James Stewart died on 2 November 1899, at the age of 73. He had not enjoyed good health for a good many years, and contracted pneumonia on a trip to Glasgow. Although he partially recovered, he was never himself again and died about three months later. The estates passed on his death automatically to his son Sydney James Gammell under the deed of entail. His personal estate which had dwindled to only just over £10,000 from the £40,000 plus he had inherited some sixteen years previously, was subject to several large legacies, and most of the contents of Drumtochty were left to his wife. He also specified that Countesswells was to be put at the disposal of his wife either as a dower house or to be let for her account. This last clause, as it turned out, was never implemented, but nevertheless, Sydney James can have received practically nothing in cash to serve as working capital in the running of the estates.

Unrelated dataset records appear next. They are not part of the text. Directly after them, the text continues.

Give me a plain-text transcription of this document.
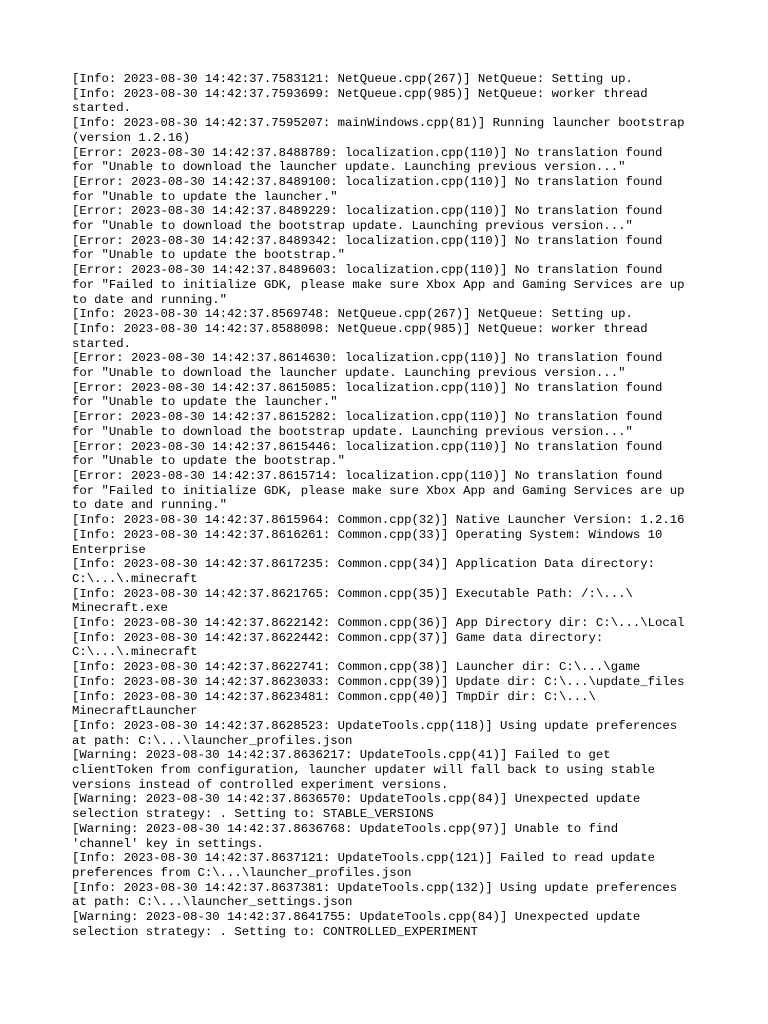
[Info: 2023-08-30 14:42:37.7583121: NetQueue.cpp(267)] NetQueue: Setting up.
[Info: 2023-08-30 14:42:37.7593699: NetQueue.cpp(985)] NetQueue: worker thread
started.
[Info: 2023-08-30 14:42:37.7595207: mainWindows.cpp(81)] Running launcher bootstrap
(version 1.2.16)
[Error: 2023-08-30 14:42:37.8488789: localization.cpp(110)] No translation found
for "Unable to download the launcher update. Launching previous version..."
[Error: 2023-08-30 14:42:37.8489100: localization.cpp(110)] No translation found
for "Unable to update the launcher."
[Error: 2023-08-30 14:42:37.8489229: localization.cpp(110)] No translation found
for "Unable to download the bootstrap update. Launching previous version..."
[Error: 2023-08-30 14:42:37.8489342: localization.cpp(110)] No translation found
for "Unable to update the bootstrap."
[Error: 2023-08-30 14:42:37.8489603: localization.cpp(110)] No translation found
for "Failed to initialize GDK, please make sure Xbox App and Gaming Services are up
to date and running."
[Info: 2023-08-30 14:42:37.8569748: NetQueue.cpp(267)] NetQueue: Setting up.
[Info: 2023-08-30 14:42:37.8588098: NetQueue.cpp(985)] NetQueue: worker thread
started.
[Error: 2023-08-30 14:42:37.8614630: localization.cpp(110)] No translation found
for "Unable to download the launcher update. Launching previous version..."
[Error: 2023-08-30 14:42:37.8615085: localization.cpp(110)] No translation found
for "Unable to update the launcher."
[Error: 2023-08-30 14:42:37.8615282: localization.cpp(110)] No translation found
for "Unable to download the bootstrap update. Launching previous version..."
[Error: 2023-08-30 14:42:37.8615446: localization.cpp(110)] No translation found
for "Unable to update the bootstrap."
[Error: 2023-08-30 14:42:37.8615714: localization.cpp(110)] No translation found
for "Failed to initialize GDK, please make sure Xbox App and Gaming Services are up
to date and running."
[Info: 2023-08-30 14:42:37.8615964: Common.cpp(32)] Native Launcher Version: 1.2.16
[Info: 2023-08-30 14:42:37.8616261: Common.cpp(33)] Operating System: Windows 10
Enterprise
[Info: 2023-08-30 14:42:37.8617235: Common.cpp(34)] Application Data directory:
C:\...\.minecraft
[Info: 2023-08-30 14:42:37.8621765: Common.cpp(35)] Executable Path: /:\...\
Minecraft.exe
[Info: 2023-08-30 14:42:37.8622142: Common.cpp(36)] App Directory dir: C:\...\Local
[Info: 2023-08-30 14:42:37.8622442: Common.cpp(37)] Game data directory:
C:\...\.minecraft
[Info: 2023-08-30 14:42:37.8622741: Common.cpp(38)] Launcher dir: C:\...\game
[Info: 2023-08-30 14:42:37.8623033: Common.cpp(39)] Update dir: C:\...\update_files
[Info: 2023-08-30 14:42:37.8623481: Common.cpp(40)] TmpDir dir: C:\...\
MinecraftLauncher
[Info: 2023-08-30 14:42:37.8628523: UpdateTools.cpp(118)] Using update preferences
at path: C:\...\launcher_profiles.json
[Warning: 2023-08-30 14:42:37.8636217: UpdateTools.cpp(41)] Failed to get
clientToken from configuration, launcher updater will fall back to using stable
versions instead of controlled experiment versions.
[Warning: 2023-08-30 14:42:37.8636570: UpdateTools.cpp(84)] Unexpected update
selection strategy: . Setting to: STABLE_VERSIONS
[Warning: 2023-08-30 14:42:37.8636768: UpdateTools.cpp(97)] Unable to find
'channel' key in settings.
[Info: 2023-08-30 14:42:37.8637121: UpdateTools.cpp(121)] Failed to read update
preferences from C:\...\launcher_profiles.json
[Info: 2023-08-30 14:42:37.8637381: UpdateTools.cpp(132)] Using update preferences
at path: C:\...\launcher_settings.json
[Warning: 2023-08-30 14:42:37.8641755: UpdateTools.cpp(84)] Unexpected update
selection strategy: . Setting to: CONTROLLED_EXPERIMENT
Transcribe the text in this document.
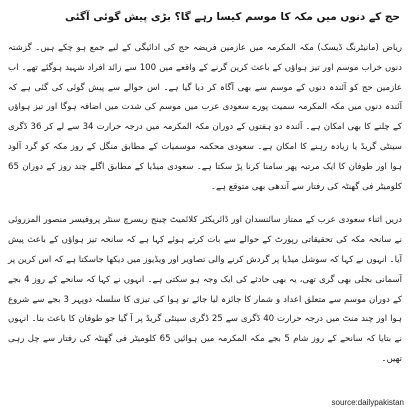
حج کے دنوں میں مکہ کا موسم کیسا رہے گا؟ بڑی پیش گوئی آگئی

ریاض (مانیٹرنگ ڈیسک) مکہ المکرمہ میں عازمین فریضہ حج کی ادائیگی کے لیے جمع ہو چکے ہیں۔ گزشتہ دنوں خراب موسم اور تیز ہواؤں کے باعث کرین گرنے کے واقعے میں 100 سے زائد افراد شہید ہوگئے تھے۔ اب عازمین حج کو آئندہ دنوں کے موسم سے بھی آگاہ کر دیا گیا ہے۔ اس حوالے سے پیش گوئی کی گئی ہے کہ آئندہ دنوں میں مکہ المکرمہ سمیت پورے سعودی عرب میں موسم کی شدت میں اضافہ ہوگا اور تیز ہواؤں کے چلنے کا بھی امکان ہے۔ آئندہ دو ہفتوں کے دوران مکہ المکرمہ میں درجہ حرارت 34 سے لے کر 36 ڈگری سینٹی گریڈ یا زیادہ رہنے کا امکان ہے۔ سعودی محکمہ موسمیات کے مطابق منگل کے روز مکہ کو گرد آلود ہوا اور طوفان کا ایک مرتبہ پھر سامنا کرنا پڑ سکتا ہے۔ سعودی میڈیا کے مطابق اگلے چند روز کے دوران 65 کلومیٹر فی گھنٹہ کی رفتار سے آندھی بھی متوقع ہے۔

دریں اثناء سعودی عرب کے ممتاز سائنسدان اور ڈائریکٹر کلائمیٹ چینج ریسرچ سنٹر پروفیسر منصور المزروئی نے سانحہ مکہ کی تحقیقاتی رپورٹ کے حوالے سے بات کرتے ہوئے کہا ہے کہ سانحہ تیز ہواؤں کے باعث پیش آیا۔ انہوں نے کہا کہ سوشل میڈیا پر گردش کرنے والی تصاویر اور ویڈیوز میں دیکھا جاسکتا ہے کہ اس کرین پر آسمانی بجلی بھی گری تھی، یہ بھی حادثے کی ایک وجہ ہو سکتی ہے۔ انہوں نے کہا کہ سانحے کے روز 4 بجے کے دوران موسم سے متعلق اعداد و شمار کا جائزہ لیا جائے تو ہوا کی تیزی کا سلسلہ دوپہر 3 بجے سے شروع ہوا اور چند منٹ میں درجہ حرارت 40 ڈگری سے 25 ڈگری سینٹی گریڈ پر آ گیا جو طوفان کا باعث بنا۔ انہوں نے بتایا کہ سانحے کے روز شام 5 بجے مکہ المکرمہ میں ہوائیں 65 کلومیٹر فی گھنٹہ کی رفتار سے چل رہی تھیں۔

source:dailypakistan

James Stewart was buried in the churchyard of St. Palladius, the church he had built at the gates of Drumtochty. His wife, Anne decided to leave Scotland, and take up residence with her brother, a bachelor, and Canon of Lincoln Cathedral. This brother, Canon Henry Ramsden Bramley lived at Nettleham Hall, just outside Lincoln. Anne died at Nettleham in the summer of 1916, just a year after her brother, with whom she had lived for close on seventeen years. The carriage and pair in which Anne and her brother used to drive around Lincoln, was reputed to be the smartest turn-out in town.